We have seen stagnant wages, the slowest growth in a decade, productivity in decline and the cost of living going up, all under the coalition government. The Morrison government likes to do a bit of a smoke and mirrors act to pretend to care about cost-of-living pressures because, guess what, the election is around the corner. It's going to be called within a week or so. If they really cared about cost-of-living pressures on Australian families, they wouldn't have spent the last decade attacking wages, job security, pensions and Medicare. The government has no plans to turn the economy around. They're just paying out with handouts. The billions of dollars that Scott Morrison, the Prime Minister; and Josh Frydenberg, the Treasurer, spray around in this budget won't change the reality for Australians that everything is going up except their pay.

The age pension is a proud Labor legacy introduced decades ago to ensure older Australians could live with dignity.
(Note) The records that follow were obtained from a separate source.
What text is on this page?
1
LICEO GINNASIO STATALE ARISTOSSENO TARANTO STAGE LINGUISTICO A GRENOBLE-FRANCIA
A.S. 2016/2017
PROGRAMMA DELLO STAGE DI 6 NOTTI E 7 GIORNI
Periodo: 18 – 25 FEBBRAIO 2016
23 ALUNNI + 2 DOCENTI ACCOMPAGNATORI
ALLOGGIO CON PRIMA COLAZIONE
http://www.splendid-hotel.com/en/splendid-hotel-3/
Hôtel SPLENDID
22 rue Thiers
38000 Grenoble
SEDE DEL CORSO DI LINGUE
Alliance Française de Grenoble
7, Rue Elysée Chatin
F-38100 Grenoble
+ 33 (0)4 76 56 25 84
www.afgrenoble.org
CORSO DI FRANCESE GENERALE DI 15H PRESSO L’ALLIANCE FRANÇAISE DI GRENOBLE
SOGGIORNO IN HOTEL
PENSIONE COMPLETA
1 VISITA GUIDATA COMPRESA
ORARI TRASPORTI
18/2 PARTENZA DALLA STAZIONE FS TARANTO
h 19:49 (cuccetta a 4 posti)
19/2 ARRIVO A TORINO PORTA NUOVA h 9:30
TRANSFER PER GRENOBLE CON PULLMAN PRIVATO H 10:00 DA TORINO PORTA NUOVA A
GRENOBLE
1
It was doubled by the Whitlam Labor government in 1972 and increased again by the Hawke and Keating governments. The changes have been enormous, but the principle of giving older Australians security, support and dignity remain the cornerstone of the system. That is the Australian way, and it's always been the Labor way—to meet our obligation to those Australians who've made that contribution throughout their working lives, who've worked hard, whether it's the pension, Medicare, unemployment benefits when they can't find a job and they're looking, superannuation, the NDIS. These are the sorts of era-defining policies that Australians can actually trust the Labor Party to deliver. These are the kinds of policies that the Liberal Party, in contrast, for some reason, hate. They are always trying to knock down, diminish, destroy, slash and cut at the earliest opportunity, much like we have seen in the pattern of this current government over the past nine years. Australians expect better from their government, and I am sure they're pleased that there is an election coming so that they can make their own choice.